Efficiently Executing High-throughput Lightweight LLM Inference Applications on Heterogeneous Opportunistic GPU Clusters with Pervasive Context Management
Phung, Thain
The rise of Generative AI introduces a new class of HPC workloads that integrates lightweight LLMs with traditional high-throughput applications to accelerate scientific discovery. The current design of HPC clusters is inadequate to support this new class however, either incurring long wait times on static batch queues or repeatedly paying expensive LLM startup costs upon resource preemption. To circumvent both the long queues and high startup costs, we propose to "decouple" the LLM initialization context from the actual LLM inferences, and retain the context in GPUs until it is no longer needed, a technique we term "Pervasive Context Management". We transform a fact verification application to enable this technique, allowing it to reduce its execution time by 72.1% (from 3 hours to 48 minutes) using the same amount of GPUs, and scale opportunistically on 32.8% of all GPUs in the cluster and further reduce the execution time to 13 minutes.
academic
Efficiently Executing High-throughput Lightweight LLM Inference Applications on Heterogeneous Opportunistic GPU Clusters with Pervasive Context Management
The rise of generative AI has introduced a new class of HPC workloads that integrate lightweight LLMs with traditional high-throughput applications to accelerate scientific discovery. However, current HPC cluster designs inadequately support these workloads, either incurring long waiting times in static batch queues or repeatedly bearing expensive LLM initialization costs upon resource preemption. To circumvent long queues and high startup costs, this paper proposes "decoupling" LLM initialization context from actual LLM inference and retaining the context in GPUs until no longer needed, a technique termed "Pervasive Context Management." Through adaptation of a fact verification application, this technique reduces execution time by 72.1% (from 3 hours to 48 minutes) and enables opportunistic scaling across 32.8% of cluster GPUs, further reducing execution time to 13 minutes.
With the rapid development of large language model (LLM) technology, a new class of HPC workloads is emerging that integrates lightweight LLM inference (typically with billions of parameters) into traditional high-throughput applications. Such applications demonstrate tremendous potential in domains such as protein folding and distributed AI-driven scientific computing.
Limitations of Static Allocation Models: Traditional static GPU allocation models require exclusive fixed-size GPU batches, resulting in severe queue waiting times and insufficient cluster resource utilization
Startup Costs of Opportunistic Allocation: While opportunistic resource allocation can leverage dynamically available GPU resources, the LLM startup process (loading billions of parameters from distributed file systems to local disk, host memory, and finally GPU memory) is I/O intensive and may require several minutes
Cost of Resource Preemption: When tasks are preempted, the entire expensive startup process must be re-executed on new resources, often resulting in startup costs exceeding actual computation time
Proposed Pervasive Context Management Technique: Elevates LLM initialization context to a first-class persistent entity in the cluster, enabling reuse across multiple tasks
Implemented High-throughput Fact Verification Application Based on Parsl-TaskVine Framework: Demonstrates the application of lightweight LLMs in distributed data-intensive frameworks
Designed Rapid Application Transformation Method: Enables applications to support context awareness through simple code refactoring
Verified Significant Performance Improvements: Reduces execution time by 72.1% with the same number of GPUs and enables opportunistic scaling to 32.8% of cluster GPUs
The core idea of Pervasive Context Management is to decouple expensive LLM context initialization from actual inference execution, making context a first-class entity that can be persisted and reused across cluster nodes.

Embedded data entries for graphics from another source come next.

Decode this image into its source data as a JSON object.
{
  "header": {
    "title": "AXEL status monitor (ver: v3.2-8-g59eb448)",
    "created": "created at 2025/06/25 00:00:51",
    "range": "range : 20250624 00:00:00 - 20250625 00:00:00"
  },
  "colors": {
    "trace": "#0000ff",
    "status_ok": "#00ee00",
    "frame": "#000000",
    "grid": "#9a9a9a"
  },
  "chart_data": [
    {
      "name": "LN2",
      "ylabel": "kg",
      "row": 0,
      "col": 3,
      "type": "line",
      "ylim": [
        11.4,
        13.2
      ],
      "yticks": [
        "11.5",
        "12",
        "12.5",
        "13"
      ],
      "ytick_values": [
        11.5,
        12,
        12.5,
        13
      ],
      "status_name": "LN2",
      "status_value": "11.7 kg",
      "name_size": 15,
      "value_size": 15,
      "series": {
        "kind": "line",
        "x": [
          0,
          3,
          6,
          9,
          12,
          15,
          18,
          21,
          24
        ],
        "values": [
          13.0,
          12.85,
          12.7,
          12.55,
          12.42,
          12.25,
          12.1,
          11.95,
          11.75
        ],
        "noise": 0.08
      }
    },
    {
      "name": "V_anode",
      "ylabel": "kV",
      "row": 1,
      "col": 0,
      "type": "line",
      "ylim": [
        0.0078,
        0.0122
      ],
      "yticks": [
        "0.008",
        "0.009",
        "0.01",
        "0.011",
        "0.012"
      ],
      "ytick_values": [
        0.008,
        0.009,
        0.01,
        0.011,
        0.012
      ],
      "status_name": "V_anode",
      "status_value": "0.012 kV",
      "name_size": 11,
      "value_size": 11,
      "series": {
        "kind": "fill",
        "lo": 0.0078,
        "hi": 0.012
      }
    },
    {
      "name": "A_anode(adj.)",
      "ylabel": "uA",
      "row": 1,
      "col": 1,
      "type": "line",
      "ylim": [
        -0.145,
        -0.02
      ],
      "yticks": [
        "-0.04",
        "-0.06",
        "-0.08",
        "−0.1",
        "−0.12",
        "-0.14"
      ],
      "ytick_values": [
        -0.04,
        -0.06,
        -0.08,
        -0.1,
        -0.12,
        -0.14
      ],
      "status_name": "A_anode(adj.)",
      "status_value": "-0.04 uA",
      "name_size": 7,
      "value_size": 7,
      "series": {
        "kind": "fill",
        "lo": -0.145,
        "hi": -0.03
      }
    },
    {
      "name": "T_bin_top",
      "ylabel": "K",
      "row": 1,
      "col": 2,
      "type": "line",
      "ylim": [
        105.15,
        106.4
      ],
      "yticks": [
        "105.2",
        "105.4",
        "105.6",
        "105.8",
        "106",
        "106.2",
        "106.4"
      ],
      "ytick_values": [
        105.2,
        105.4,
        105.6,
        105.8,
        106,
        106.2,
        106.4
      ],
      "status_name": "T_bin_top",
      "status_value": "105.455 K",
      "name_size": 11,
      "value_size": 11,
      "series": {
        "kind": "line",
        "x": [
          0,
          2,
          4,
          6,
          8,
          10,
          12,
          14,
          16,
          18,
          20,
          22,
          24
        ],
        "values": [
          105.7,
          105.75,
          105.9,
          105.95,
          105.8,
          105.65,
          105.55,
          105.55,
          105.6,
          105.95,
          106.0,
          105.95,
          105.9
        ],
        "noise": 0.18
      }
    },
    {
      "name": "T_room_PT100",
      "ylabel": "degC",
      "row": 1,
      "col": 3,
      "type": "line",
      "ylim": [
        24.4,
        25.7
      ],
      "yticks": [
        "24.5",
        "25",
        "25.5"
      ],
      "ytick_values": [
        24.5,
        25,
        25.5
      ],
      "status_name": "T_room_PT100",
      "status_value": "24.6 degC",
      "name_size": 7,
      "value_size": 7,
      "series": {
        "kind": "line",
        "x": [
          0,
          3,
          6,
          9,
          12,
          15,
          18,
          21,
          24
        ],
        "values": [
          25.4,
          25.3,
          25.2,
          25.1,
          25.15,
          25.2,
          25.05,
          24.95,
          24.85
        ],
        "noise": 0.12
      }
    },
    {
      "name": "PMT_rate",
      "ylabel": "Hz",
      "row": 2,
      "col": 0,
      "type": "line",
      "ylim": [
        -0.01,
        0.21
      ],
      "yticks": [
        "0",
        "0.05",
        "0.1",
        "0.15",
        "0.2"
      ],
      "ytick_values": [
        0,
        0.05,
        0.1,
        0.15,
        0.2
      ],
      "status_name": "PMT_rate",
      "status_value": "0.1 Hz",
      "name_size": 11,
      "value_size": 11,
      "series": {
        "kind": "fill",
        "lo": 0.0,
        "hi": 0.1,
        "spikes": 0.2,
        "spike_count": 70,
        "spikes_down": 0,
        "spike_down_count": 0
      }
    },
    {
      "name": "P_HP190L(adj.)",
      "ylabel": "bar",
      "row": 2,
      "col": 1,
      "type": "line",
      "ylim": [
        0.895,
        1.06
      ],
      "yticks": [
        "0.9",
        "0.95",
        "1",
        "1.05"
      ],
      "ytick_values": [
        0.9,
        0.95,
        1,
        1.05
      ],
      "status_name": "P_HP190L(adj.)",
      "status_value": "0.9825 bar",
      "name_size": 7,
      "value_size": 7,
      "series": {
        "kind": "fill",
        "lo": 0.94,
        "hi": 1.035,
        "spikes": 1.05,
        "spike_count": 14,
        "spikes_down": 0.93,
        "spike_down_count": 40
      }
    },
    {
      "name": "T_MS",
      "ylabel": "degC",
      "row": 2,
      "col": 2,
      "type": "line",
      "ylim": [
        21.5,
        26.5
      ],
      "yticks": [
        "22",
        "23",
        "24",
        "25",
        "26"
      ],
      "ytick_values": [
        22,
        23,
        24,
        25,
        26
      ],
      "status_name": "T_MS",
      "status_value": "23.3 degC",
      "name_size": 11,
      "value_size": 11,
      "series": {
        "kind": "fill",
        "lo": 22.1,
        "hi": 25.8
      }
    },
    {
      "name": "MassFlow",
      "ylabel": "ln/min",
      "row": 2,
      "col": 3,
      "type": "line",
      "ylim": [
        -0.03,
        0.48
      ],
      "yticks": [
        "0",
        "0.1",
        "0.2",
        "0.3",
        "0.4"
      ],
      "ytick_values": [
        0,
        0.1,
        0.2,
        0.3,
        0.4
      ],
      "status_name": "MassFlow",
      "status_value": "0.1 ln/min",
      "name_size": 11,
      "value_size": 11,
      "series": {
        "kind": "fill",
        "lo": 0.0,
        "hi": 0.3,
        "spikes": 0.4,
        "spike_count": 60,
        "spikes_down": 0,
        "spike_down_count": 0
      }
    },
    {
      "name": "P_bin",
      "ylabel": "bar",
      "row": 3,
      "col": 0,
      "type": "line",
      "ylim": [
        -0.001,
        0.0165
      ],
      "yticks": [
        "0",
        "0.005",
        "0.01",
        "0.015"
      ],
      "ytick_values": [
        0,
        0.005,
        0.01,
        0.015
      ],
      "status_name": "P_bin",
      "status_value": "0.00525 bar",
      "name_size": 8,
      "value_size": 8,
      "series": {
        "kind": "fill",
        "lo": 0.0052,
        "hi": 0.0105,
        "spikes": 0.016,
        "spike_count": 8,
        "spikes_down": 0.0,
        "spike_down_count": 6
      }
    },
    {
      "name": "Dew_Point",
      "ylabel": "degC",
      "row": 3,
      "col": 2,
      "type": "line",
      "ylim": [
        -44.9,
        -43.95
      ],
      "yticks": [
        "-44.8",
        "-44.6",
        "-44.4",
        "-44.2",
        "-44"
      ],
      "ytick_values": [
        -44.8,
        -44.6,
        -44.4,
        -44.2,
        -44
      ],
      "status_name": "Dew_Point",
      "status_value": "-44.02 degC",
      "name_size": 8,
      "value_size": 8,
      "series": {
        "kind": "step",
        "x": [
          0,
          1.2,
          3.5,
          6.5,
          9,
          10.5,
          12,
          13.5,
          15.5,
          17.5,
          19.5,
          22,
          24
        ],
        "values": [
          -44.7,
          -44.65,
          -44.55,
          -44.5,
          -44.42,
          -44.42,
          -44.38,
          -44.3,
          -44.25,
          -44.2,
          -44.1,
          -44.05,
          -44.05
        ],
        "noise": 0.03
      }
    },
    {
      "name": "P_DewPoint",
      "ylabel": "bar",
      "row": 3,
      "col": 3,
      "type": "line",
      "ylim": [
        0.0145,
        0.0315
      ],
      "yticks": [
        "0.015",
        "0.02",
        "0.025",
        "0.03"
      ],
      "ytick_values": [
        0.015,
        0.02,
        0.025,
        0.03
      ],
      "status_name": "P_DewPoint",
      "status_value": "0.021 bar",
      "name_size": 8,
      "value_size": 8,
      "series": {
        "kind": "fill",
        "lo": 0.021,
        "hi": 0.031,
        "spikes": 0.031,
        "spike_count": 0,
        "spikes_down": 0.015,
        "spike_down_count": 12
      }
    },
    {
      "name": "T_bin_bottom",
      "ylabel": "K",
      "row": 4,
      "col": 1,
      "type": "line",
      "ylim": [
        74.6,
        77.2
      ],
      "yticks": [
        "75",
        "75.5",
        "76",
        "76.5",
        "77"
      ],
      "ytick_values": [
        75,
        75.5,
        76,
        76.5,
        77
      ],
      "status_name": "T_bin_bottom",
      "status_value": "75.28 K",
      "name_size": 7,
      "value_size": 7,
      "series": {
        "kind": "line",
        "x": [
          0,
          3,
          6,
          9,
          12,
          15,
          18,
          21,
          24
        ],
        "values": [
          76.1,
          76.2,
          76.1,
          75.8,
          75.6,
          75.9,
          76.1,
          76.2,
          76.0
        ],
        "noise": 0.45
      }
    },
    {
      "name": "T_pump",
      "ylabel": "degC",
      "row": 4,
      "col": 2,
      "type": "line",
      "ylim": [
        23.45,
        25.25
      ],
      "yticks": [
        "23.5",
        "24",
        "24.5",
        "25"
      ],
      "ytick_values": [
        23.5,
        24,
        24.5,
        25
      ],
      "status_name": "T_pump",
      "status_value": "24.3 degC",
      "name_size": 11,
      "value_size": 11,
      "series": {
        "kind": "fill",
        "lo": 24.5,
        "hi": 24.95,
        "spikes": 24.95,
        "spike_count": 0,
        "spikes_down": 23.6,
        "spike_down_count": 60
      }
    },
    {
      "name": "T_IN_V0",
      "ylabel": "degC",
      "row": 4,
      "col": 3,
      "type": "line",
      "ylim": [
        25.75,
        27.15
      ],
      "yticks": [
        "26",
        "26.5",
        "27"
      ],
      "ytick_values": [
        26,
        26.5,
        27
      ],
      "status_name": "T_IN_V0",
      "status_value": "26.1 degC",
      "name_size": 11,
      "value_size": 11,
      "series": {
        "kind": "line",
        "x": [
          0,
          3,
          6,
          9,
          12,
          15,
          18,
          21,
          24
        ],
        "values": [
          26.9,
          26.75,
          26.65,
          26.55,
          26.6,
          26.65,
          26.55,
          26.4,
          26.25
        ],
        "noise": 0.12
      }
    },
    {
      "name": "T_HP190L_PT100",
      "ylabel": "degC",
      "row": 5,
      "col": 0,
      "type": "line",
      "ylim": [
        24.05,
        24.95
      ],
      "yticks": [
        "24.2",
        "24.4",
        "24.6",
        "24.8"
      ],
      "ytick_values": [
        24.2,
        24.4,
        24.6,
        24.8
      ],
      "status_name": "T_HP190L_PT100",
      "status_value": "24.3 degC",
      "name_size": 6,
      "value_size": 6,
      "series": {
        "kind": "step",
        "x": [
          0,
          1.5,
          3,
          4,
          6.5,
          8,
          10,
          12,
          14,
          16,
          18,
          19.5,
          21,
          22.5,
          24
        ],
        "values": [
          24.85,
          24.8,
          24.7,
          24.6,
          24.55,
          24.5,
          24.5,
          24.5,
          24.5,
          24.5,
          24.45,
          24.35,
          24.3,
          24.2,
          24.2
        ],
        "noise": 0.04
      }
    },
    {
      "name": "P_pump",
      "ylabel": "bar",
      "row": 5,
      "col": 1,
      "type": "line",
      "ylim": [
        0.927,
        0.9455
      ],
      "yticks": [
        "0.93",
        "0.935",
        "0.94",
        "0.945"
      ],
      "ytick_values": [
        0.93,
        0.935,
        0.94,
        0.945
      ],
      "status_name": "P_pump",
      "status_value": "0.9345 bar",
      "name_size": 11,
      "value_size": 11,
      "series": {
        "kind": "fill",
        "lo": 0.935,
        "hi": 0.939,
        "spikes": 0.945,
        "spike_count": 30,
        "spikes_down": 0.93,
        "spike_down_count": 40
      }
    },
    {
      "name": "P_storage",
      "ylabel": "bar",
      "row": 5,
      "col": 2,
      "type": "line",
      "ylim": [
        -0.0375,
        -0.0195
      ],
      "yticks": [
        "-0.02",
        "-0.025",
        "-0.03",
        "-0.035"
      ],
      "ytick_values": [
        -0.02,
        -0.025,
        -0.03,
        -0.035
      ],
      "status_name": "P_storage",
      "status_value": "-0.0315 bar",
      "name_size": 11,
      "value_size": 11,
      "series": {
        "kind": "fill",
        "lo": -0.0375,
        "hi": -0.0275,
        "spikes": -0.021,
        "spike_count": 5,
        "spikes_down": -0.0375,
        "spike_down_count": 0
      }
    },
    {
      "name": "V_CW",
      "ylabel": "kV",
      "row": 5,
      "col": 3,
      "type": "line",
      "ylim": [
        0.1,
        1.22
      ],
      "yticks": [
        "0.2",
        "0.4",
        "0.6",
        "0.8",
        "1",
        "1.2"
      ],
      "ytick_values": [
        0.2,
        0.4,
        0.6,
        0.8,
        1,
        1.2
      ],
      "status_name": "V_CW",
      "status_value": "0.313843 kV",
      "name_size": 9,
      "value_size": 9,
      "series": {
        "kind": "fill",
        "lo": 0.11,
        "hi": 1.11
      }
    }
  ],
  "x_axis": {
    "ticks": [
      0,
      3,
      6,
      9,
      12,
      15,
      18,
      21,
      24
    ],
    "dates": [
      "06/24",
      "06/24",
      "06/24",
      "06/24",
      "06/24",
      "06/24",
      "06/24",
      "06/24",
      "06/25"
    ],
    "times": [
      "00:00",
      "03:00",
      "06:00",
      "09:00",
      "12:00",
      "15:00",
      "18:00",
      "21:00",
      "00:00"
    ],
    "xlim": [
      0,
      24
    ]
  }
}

Full-context version shows only 13.6% execution time variation across different batch sizes, while Partial-context version execution time surges to 141,100 seconds at batch size 1, demonstrating extreme sensitivity.
Spot instances in cloud computing provide similar opportunistic computing models but typically offer 30-120 seconds preemption warning, whereas preemption in HPC environments is often instantaneous, rendering traditional state-saving mechanisms ineffective.
Evolving from traditional resource managers to modern Python-native workflow systems, the Parsl-TaskVine integration in this paper represents a new direction supporting computational context sharing.
The paper cites 61 related references covering important works in LLM technology, HPC scheduling, workflow systems, and other domains, providing a solid theoretical foundation for the research.
Overall Assessment: This is a high-quality research paper addressing emerging AI workloads in HPC environments. The authors accurately identify practical problems, propose innovative solutions, and comprehensively validate method effectiveness through experiments. While certain limitations exist in applicable scope and theoretical analysis, the work provides valuable contributions to related research and practice.